Figure 3 shows the XRD patterns of the samples sintered at different temperatures. Minor phases such as Zn3(VO4)2, ZnV2O4, DyVO4, and VO2 were detected as secondary phases. The secondary phases were produced by the following chemical reaction.
3ZnO + V2O5 → Zn3(VO4)2
ZnO + V2O5 → ZnV2O4 + O2
Dy2O3 + V2O5 → 2DyVO4
V2O5 → 2VO2 + (1/2)O2
Among minor phases, VO2 (2 θ = 28.0650) almost disappeared when the sintering temperature exceeded 900℃. Also, the peak of ZnV2O4 reduced gradually with the increase of sintering temperature. However, the peaks of Zn3(VO4)2 and DyVO4 did not vary with the increase of sintering temperature. The reduction of the ZnV2O4 and VO2 peaks may therefore affect the nonlinear properties. The microstructure characteristic parameters are summarized in Table 1.
[Table 1] Average grain size (d), sintered density (ρ), breakdown field (EB), breakdown voltage per grain boundary (vgb), nonlinear coefficient (α), leakage current density (JL), dielectric constant (εAPP'), and dissipation factor (tanδ) of the varistor samples for different erbium amounts.
Average grain size (d), sintered density (ρ), breakdown field (EB), breakdown voltage per grain boundary (vgb), nonlinear coefficient (α), leakage current density (JL), dielectric constant (εAPP'), and dissipation factor (tanδ) of the varistor samples for different erbium amounts.
Figure 4 shows the electric field-current density (E-J) characteristics of the samples sintered at different temperatures. The varistor is a type of voltage switcher that senses a critical voltage. Therefore, the characteristic curves are divided into two states based on critical voltage: off-state due to extremely high resistance before critical voltage and on-state due to extremely low resistance after critical voltage. However, the shape of the edge between the off-state and on-state somewhat differs with sintering temperature.
The breakdown field (EB) showed an abrupt tendency of change from 6095 to 996 V/cm with the increase of sintering temperature. EB is mainly controlled by the average grain size (d) and it weakly depends on the breakdown voltage per grain boundary (vgb).

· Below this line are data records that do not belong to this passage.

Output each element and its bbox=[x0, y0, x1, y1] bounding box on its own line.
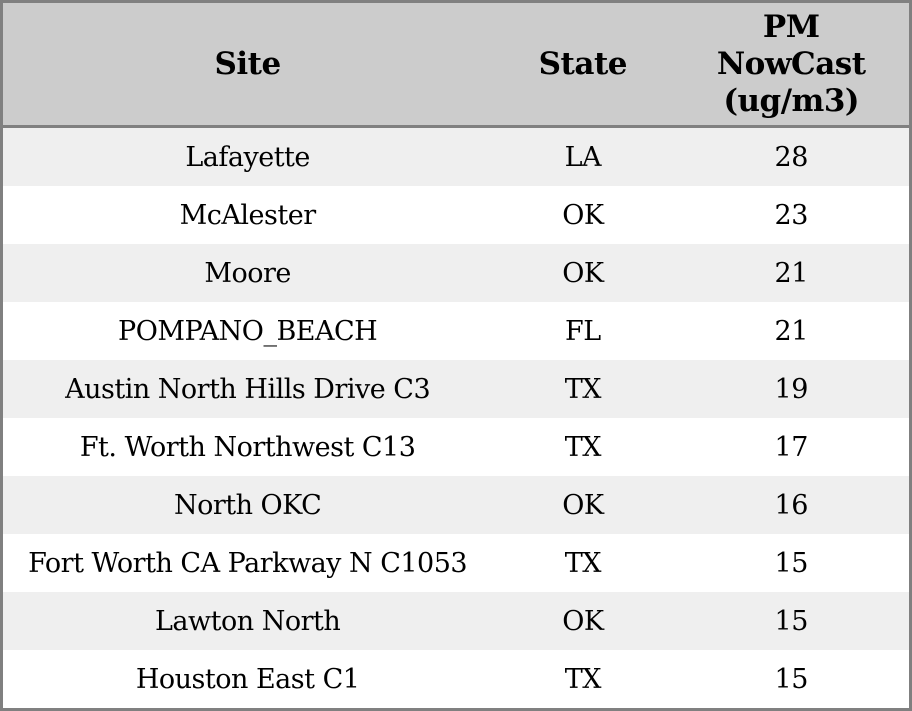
cell-state: TX bbox=[564, 431, 602, 463]
table-row: Lawton North OK 15 bbox=[3, 592, 909, 650]
cell-site: Lawton North bbox=[155, 605, 341, 637]
table-row: POMPANO_BEACH FL 21 bbox=[3, 302, 909, 360]
cell-site: North OKC bbox=[173, 489, 322, 521]
cell-site: McAlester bbox=[179, 199, 316, 231]
cell-state: TX bbox=[564, 663, 602, 695]
cell-state: LA bbox=[564, 141, 602, 173]
cell-pm-nowcast: 21 bbox=[774, 315, 809, 347]
cell-pm-nowcast: 19 bbox=[774, 373, 809, 405]
cell-pm-nowcast: 28 bbox=[774, 141, 809, 173]
cell-state: TX bbox=[564, 373, 602, 405]
cell-site: Austin North Hills Drive C3 bbox=[65, 373, 431, 405]
table-row: Ft. Worth Northwest C13 TX 17 bbox=[3, 418, 909, 476]
cell-pm-nowcast: 15 bbox=[774, 605, 809, 637]
table-row: Fort Worth CA Parkway N C1053 TX 15 bbox=[3, 534, 909, 592]
cell-pm-nowcast: 17 bbox=[774, 431, 809, 463]
table-row: Moore OK 21 bbox=[3, 244, 909, 302]
cell-pm-nowcast: 23 bbox=[774, 199, 809, 231]
cell-site: Houston East C1 bbox=[135, 663, 360, 695]
header-site: Site bbox=[3, 3, 493, 128]
cell-site: Moore bbox=[204, 257, 291, 289]
header-pm-nowcast: PM NowCast (ug/m3) bbox=[673, 3, 909, 128]
cell-site: Fort Worth CA Parkway N C1053 bbox=[28, 547, 468, 579]
header-state: State bbox=[492, 3, 674, 128]
table-header: Site State PM NowCast (ug/m3) bbox=[3, 3, 909, 128]
table-row: Houston East C1 TX 15 bbox=[3, 650, 909, 708]
cell-site: Ft. Worth Northwest C13 bbox=[79, 431, 416, 463]
cell-pm-nowcast: 16 bbox=[774, 489, 809, 521]
header-row: Site State PM NowCast (ug/m3) bbox=[3, 3, 909, 128]
table-row: North OKC OK 16 bbox=[3, 476, 909, 534]
pm-nowcast-table: Site State PM NowCast (ug/m3) Lafayette L… bbox=[3, 3, 909, 708]
cell-site: Lafayette bbox=[185, 141, 310, 173]
cell-site: POMPANO_BEACH bbox=[118, 315, 378, 347]
table-body: Lafayette LA 28 McAlester OK 23 Moore OK 21 POMPA… bbox=[3, 126, 909, 708]
table-row: Austin North Hills Drive C3 TX 19 bbox=[3, 360, 909, 418]
cell-state: OK bbox=[562, 489, 604, 521]
cell-state: OK bbox=[562, 257, 604, 289]
cell-state: TX bbox=[564, 547, 602, 579]
cell-pm-nowcast: 15 bbox=[774, 547, 809, 579]
cell-state: FL bbox=[565, 315, 601, 347]
table-row: Lafayette LA 28 bbox=[3, 126, 909, 186]
table-row: McAlester OK 23 bbox=[3, 186, 909, 244]
cell-pm-nowcast: 15 bbox=[774, 663, 809, 695]
cell-state: OK bbox=[562, 605, 604, 637]
cell-state: OK bbox=[562, 199, 604, 231]
cell-pm-nowcast: 21 bbox=[774, 257, 809, 289]
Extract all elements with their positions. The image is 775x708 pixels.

The breakdown voltage (VB) is indicated through the expression, VB = (D/d)·vgb = n·vgb. As a result, EB is written as follows: EB = vgb/d, where d is the average grain size, D is the thickness of sample, and n is the number of grain boundaries . As a result, the decrease of EB with the increase of sintering temperature is attributed to the increase of the average ZnO grain size and the decrease of breakdown voltage per grain boundary.

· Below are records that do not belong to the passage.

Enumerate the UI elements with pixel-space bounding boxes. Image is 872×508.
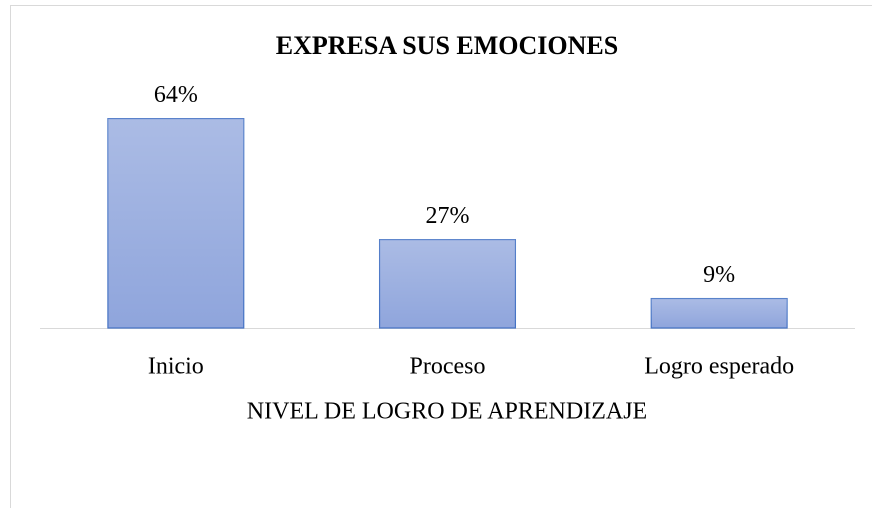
data-label: 64% [154, 82, 198, 108]
x-axis-title: NIVEL DE LOGRO DE APRENDIZAJE [247, 399, 647, 425]
chart-title: EXPRESA SUS EMOCIONES [276, 31, 618, 60]
bar [650, 297, 788, 329]
bar [378, 239, 517, 329]
bar [107, 118, 245, 329]
x-tick-label: Logro esperado [644, 354, 794, 380]
x-tick-label: Proceso [410, 354, 486, 380]
x-tick-label: Inicio [148, 354, 204, 380]
data-label: 9% [703, 262, 735, 288]
data-label: 27% [426, 203, 470, 229]
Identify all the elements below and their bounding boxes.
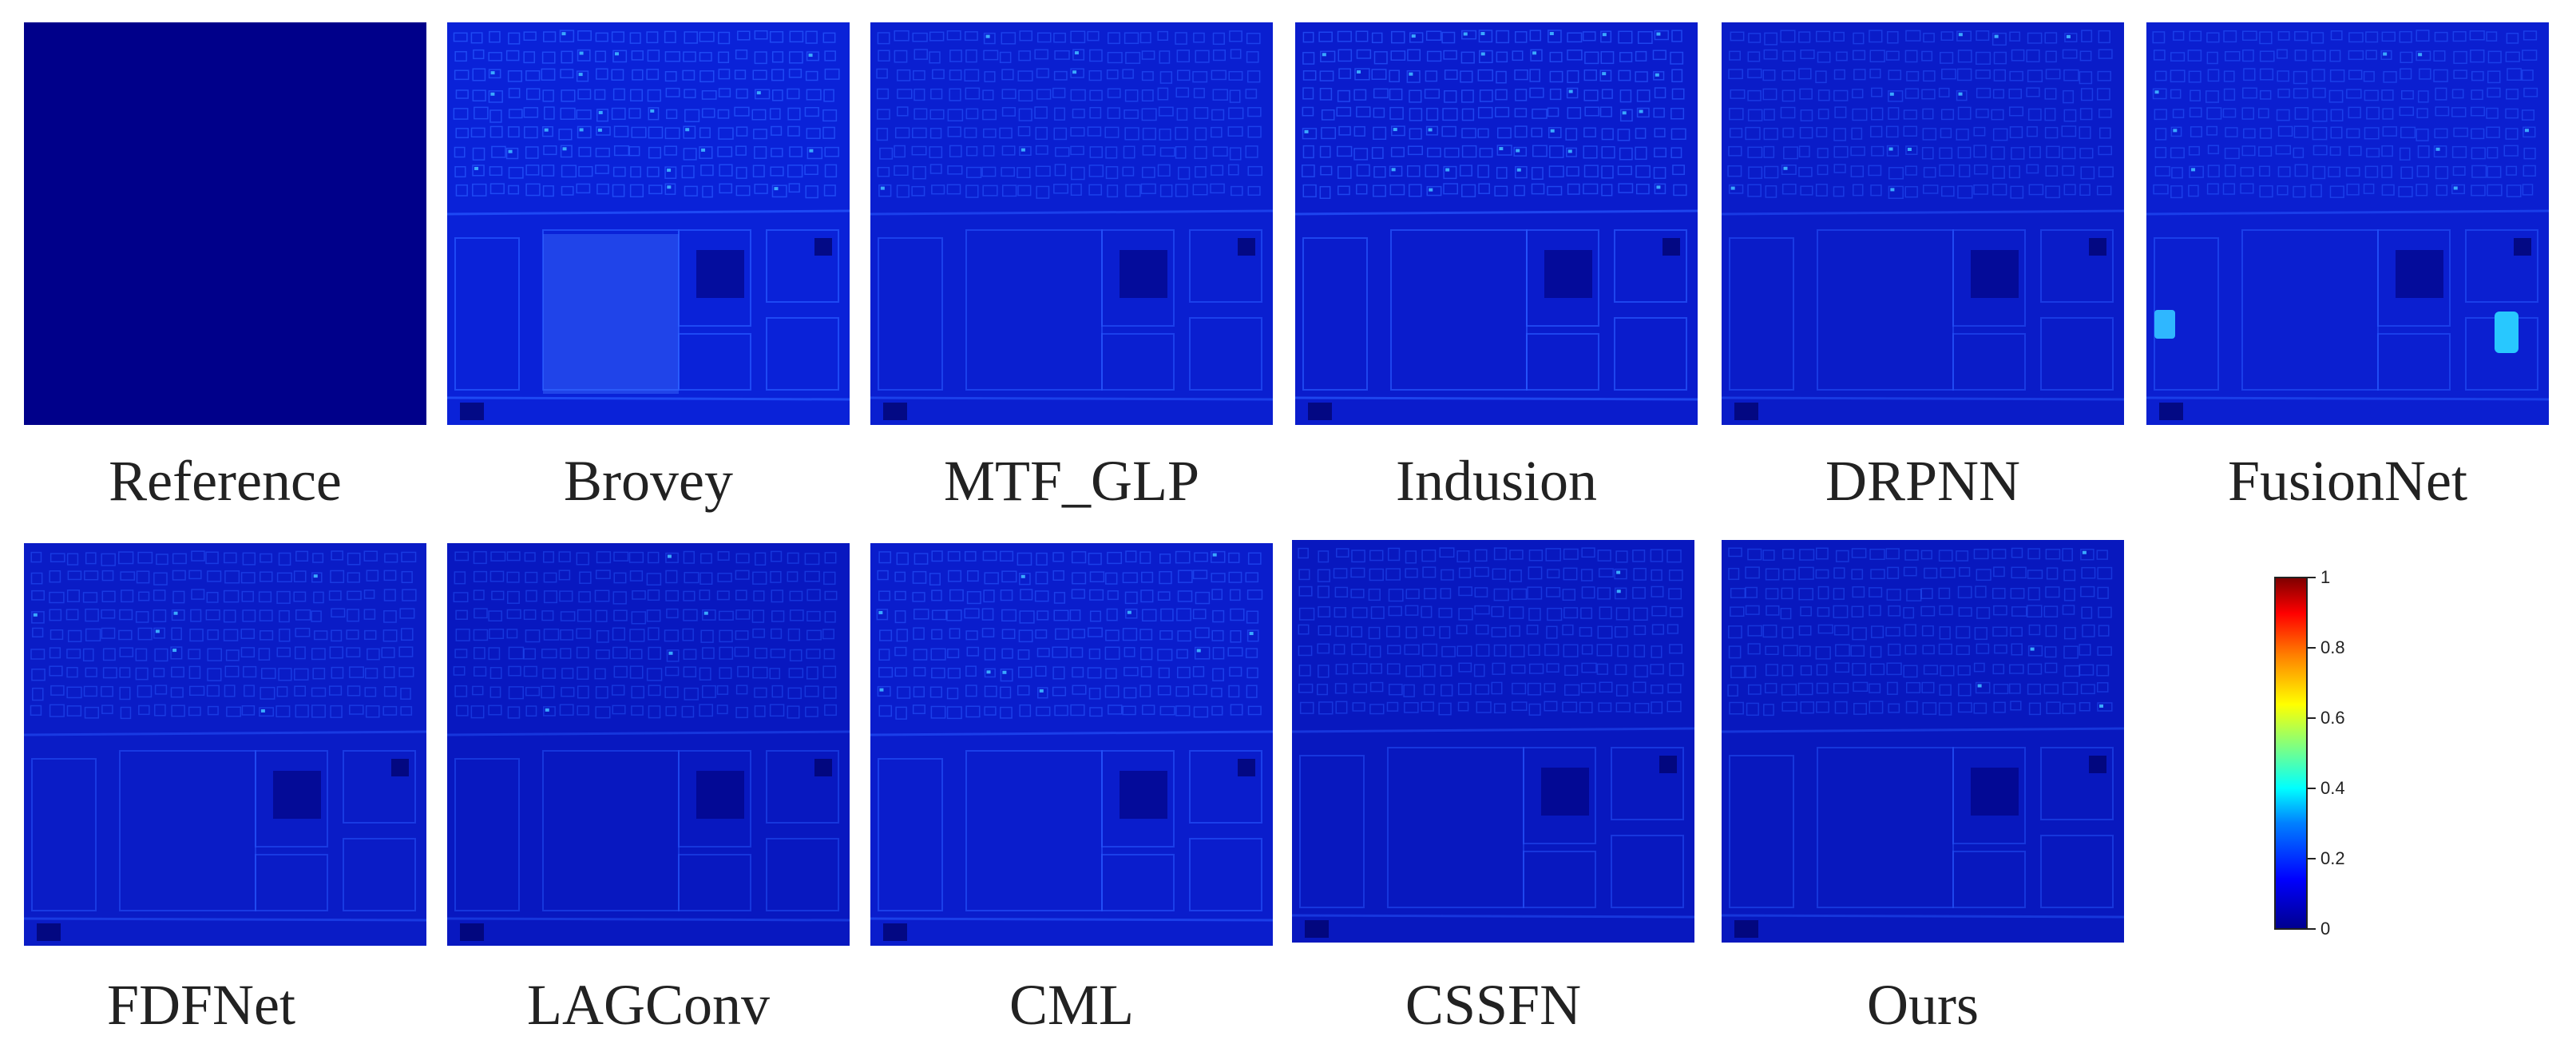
caption-mtf-glp: MTF_GLP bbox=[943, 449, 1200, 513]
panel-fdfnet bbox=[24, 543, 426, 946]
colorbar-tick bbox=[2308, 858, 2316, 859]
caption-cml: CML bbox=[1009, 973, 1135, 1037]
caption-cssfn: CSSFN bbox=[1405, 973, 1582, 1037]
caption-ours: Ours bbox=[1867, 973, 1979, 1037]
colorbar-tick-label-0-2: 0.2 bbox=[2320, 848, 2345, 868]
colorbar-tick-label-0-8: 0.8 bbox=[2320, 637, 2345, 657]
panel-drpnn bbox=[1722, 22, 2124, 425]
residual-map bbox=[1722, 540, 2124, 943]
caption-drpnn: DRPNN bbox=[1825, 449, 2021, 513]
residual-map bbox=[870, 543, 1273, 946]
residual-map bbox=[1292, 540, 1694, 943]
colorbar-tick-label-0: 0 bbox=[2320, 919, 2331, 939]
residual-map bbox=[447, 543, 850, 946]
residual-map bbox=[870, 22, 1273, 425]
colorbar-tick bbox=[2308, 577, 2316, 578]
panel-reference bbox=[24, 22, 426, 425]
panel-cml bbox=[870, 543, 1273, 946]
colorbar-tick bbox=[2308, 788, 2316, 789]
caption-indusion: Indusion bbox=[1396, 449, 1597, 513]
panel-ours bbox=[1722, 540, 2124, 943]
panel-indusion bbox=[1295, 22, 1698, 425]
colorbar-tick bbox=[2308, 928, 2316, 930]
panel-lagconv bbox=[447, 543, 850, 946]
colorbar-tick-label-1: 1 bbox=[2320, 567, 2331, 587]
residual-map bbox=[1295, 22, 1698, 425]
residual-map bbox=[24, 22, 426, 425]
residual-map bbox=[24, 543, 426, 946]
residual-map bbox=[1722, 22, 2124, 425]
colorbar-tick-label-0-6: 0.6 bbox=[2320, 708, 2345, 728]
colorbar-tick bbox=[2308, 647, 2316, 649]
panel-brovey bbox=[447, 22, 850, 425]
colorbar: 0 0.2 0.4 0.6 0.8 1 bbox=[2274, 569, 2434, 939]
colorbar-tick bbox=[2308, 717, 2316, 719]
residual-map bbox=[447, 22, 850, 425]
panel-fusionnet bbox=[2146, 22, 2549, 425]
panel-mtf-glp bbox=[870, 22, 1273, 425]
colorbar-tick-label-0-4: 0.4 bbox=[2320, 778, 2345, 798]
caption-fusionnet: FusionNet bbox=[2227, 449, 2468, 513]
panel-cssfn bbox=[1292, 540, 1694, 943]
colorbar-gradient bbox=[2274, 577, 2308, 930]
caption-reference: Reference bbox=[109, 449, 342, 513]
residual-map bbox=[2146, 22, 2549, 425]
caption-fdfnet: FDFNet bbox=[106, 973, 296, 1037]
caption-lagconv: LAGConv bbox=[527, 973, 770, 1037]
caption-brovey: Brovey bbox=[564, 449, 733, 513]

The tendency of change in the nonlinear coefficient (α) as a function of sintering temperature is shown graphically in Fig. 5. α increased from 27.6 to 40 until the sintering temperature reached 900℃. When the sintering temperature exceeded 900℃, α decreased to below 10, and a further increase in sintering temperature again increased α. α exhibited fluctuation in the tendency of change with the increase of sintering temperature. In light of the tendency of change in α, the sintering temperature has a noticeable effect on nonlinear properties despite small sintering changes. It is worth noting that the sample sintered at a temperature as low as 875℃ exhibited a α value reaching α =27.1. This suggests a potential possibility at low temperature sintering. The behavior of α in accordance with sintering temperature is related to the potential barrier height, which strongly depends on the electronic trap states, such as the zinc vacancies (VZn), interstitial zinc (Zni), ionized donor-like (DZn) oxygen (Oi ), etc. at the grain boundaries . Furthermore, these defects will be affected by sintering temperature. As mentioned in the XRD analysis, minor phases such as ZnV2O4 and VO2, in particular VO2, were affected by the sintering temperature exceeding 925℃. It is strongly assumed that this may change the density of interface states, in light of the decrease of the nonlinear coefficient.

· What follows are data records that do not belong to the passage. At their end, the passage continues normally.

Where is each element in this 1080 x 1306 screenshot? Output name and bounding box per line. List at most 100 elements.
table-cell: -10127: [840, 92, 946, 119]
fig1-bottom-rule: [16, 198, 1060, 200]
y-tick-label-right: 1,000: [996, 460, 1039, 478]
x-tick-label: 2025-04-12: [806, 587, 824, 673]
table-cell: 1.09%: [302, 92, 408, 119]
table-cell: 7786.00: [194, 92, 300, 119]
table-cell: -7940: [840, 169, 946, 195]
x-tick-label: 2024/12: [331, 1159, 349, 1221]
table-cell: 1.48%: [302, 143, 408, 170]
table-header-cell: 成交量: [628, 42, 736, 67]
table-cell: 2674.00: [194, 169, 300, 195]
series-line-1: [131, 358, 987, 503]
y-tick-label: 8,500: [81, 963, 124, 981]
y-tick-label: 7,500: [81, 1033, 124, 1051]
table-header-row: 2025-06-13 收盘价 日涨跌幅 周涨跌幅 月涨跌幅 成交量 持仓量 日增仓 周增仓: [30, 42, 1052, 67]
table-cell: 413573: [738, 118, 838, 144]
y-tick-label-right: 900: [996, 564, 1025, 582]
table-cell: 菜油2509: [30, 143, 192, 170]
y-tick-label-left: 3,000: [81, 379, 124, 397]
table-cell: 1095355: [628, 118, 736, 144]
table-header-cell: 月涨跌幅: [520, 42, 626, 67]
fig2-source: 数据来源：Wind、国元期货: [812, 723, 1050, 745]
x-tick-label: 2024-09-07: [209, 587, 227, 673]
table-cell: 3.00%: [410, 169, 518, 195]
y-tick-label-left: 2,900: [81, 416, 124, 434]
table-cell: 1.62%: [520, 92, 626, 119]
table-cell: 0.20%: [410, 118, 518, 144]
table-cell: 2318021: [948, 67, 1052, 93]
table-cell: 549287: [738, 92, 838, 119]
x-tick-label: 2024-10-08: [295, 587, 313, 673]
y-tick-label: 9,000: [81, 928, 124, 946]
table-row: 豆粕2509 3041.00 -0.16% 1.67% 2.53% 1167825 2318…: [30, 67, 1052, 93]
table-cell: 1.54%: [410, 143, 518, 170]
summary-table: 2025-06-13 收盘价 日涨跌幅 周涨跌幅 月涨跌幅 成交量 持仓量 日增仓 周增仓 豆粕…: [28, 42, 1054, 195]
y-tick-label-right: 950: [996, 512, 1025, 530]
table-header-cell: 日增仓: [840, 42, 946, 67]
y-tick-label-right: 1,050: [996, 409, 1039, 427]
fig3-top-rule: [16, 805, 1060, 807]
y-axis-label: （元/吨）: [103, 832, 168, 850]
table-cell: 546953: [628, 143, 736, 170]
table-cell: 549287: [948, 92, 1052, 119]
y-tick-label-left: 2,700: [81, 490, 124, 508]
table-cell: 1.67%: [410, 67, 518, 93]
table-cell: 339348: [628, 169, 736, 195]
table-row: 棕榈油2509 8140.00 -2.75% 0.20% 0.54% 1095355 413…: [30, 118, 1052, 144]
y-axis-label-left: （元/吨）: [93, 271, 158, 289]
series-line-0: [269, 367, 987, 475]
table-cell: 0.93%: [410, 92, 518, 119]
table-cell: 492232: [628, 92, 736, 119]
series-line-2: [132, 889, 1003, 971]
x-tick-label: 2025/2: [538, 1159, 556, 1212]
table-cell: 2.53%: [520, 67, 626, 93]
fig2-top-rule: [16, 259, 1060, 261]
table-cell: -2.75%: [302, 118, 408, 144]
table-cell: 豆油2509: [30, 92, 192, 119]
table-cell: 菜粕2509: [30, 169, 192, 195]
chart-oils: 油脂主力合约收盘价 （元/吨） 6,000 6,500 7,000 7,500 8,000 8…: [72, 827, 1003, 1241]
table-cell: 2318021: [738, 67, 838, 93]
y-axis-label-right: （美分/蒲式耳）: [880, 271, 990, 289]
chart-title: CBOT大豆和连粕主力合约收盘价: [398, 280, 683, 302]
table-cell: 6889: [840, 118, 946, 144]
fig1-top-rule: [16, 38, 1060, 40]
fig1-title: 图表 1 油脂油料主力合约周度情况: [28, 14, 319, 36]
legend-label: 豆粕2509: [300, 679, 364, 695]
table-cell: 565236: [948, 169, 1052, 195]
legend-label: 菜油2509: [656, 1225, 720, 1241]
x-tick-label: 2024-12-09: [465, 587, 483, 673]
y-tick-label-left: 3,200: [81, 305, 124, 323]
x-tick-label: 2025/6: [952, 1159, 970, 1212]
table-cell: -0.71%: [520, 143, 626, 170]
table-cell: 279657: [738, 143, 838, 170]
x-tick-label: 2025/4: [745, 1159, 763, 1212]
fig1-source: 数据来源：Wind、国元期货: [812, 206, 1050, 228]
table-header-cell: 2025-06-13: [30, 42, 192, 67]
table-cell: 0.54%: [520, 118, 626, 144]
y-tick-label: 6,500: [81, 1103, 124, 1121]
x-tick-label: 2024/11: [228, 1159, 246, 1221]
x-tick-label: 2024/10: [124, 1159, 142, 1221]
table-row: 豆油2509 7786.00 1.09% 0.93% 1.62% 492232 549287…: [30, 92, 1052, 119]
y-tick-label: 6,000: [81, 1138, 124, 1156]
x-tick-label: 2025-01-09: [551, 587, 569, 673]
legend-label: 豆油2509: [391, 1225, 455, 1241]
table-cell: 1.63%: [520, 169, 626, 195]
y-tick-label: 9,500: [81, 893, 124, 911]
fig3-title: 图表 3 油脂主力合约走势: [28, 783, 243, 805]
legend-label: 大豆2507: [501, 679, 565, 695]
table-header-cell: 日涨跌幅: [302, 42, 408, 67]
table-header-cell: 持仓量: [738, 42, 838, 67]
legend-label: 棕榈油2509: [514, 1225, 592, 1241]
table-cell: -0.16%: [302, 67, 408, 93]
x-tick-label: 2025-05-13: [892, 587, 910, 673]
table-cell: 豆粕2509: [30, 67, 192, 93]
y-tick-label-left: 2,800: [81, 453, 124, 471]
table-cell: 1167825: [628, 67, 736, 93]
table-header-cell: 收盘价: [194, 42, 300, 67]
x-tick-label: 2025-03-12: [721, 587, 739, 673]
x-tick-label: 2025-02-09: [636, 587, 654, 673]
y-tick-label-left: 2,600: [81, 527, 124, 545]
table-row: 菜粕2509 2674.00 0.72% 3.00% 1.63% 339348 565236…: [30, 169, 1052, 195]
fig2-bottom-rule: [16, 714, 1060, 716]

The tendency of change in the leakage current density (JL) as a function of sintering temperature is indicated graphically in Fig. 5. It can be seen that JL exhibited a fluctuation with the increase of sintering temperature. When the sintering temperature increased, JL decreased from 0.32 to 0.24 mA/cm2 until the sintering temperature reached 900℃, and then increased in the range of 0.36~0.49 mA/cm2 when the sintering temperature was further increased. On the whole, α and JL exhibited each other’s opposite tendency of change, as can be seen in Fig. 5. The E-J characteristic parameters are summarized in Table 1.
Figure 6 shows the apparent dielectric constant (εAPP') and dissipation factor (tanδ) of the samples sintered at different temperatures. εAPP' for all the samples shows a typically dielectric dispersion phenomenon, which decreases with increasing frequency. The decrease of εAPP' with increasing frequency is assumed to be a result of the decrease of the number of electric dipole, which can follow to gradually increasing frequency. The variation rate of the dielectric dispersion was remarkably large at below 1 kHz for all the samples. εAPP' increased with the increase of sintering temperature in the range of overall frequency. On the other hand, tanδ decreased abruptly until the frequency was roughly 10 kHz, and then decreased when the frequency was further increased. tanδ exhibited a dielectric absorption peak in the vicinity of 200 kHz.
The tendency of change in the εAPP' at 1 kHz as a function of sintering temperature is indicated graphically in Fig. 7(a). εAPP' increased abruptly from 658.6 to 2928.8 in light of the change as small as 75℃ in the total range of the sintering temperature. This is assumed to be a result of the average grain size and depletion layer width, as can be seen in the expression, εAPP' = εg(d/t), where εg is the dielectric constant of ZnO (8.5), d is the average grain size, and t is the depletion layer width of both sides at the grain boundaries. The tendency of change in the tanδ at 1 kHz as a function of sintering temperature is indicated graphically in Fig. 7(b). With the increase of sintering temperature, tanδ decreased from 0.324 to 0.280 until the sintering temperature reached 900℃, and then increased when the sintering temperature was further increased. However, when the sintering temperature exceeded 925℃, it again decreased. As a result, tanδ exhibited a fluctuation because the repletion cycle decreased and increased in the range of sintering temperature. tanδ is composed of the joule loss due to heat generation by leakage current, and frictional loss due to heat generation by electric dipole rotation. The tendency of change of tanδ was very similar to that of leakage current. Therefore, it is assumed that tanδ was strongly affected by the leakage current. The dielectric parameters are summarized in Table 1.
We investigated the tendency of change of the microstructure, electrical properties, and dielectric characteristics of ZnO-V2O5-MnO2-Nb2O5-Dy2O3-based ceramics sintered at different temperatures. Microstructural experiment results showed that the sintered density decreased and the average grain size increased with the increase of sintering temperature. The breakdown field decreased noticeably with the increase of sintering temperature. When the sintering temperature increased, the nonlinear coefficient exhibited a fluctuation and a maximum value of 39.2 at 900℃. Increasing the sintering temperature resulted in an increase in the tendency of change in the dielectric constant and fluctuation behavior in the dissipation factor.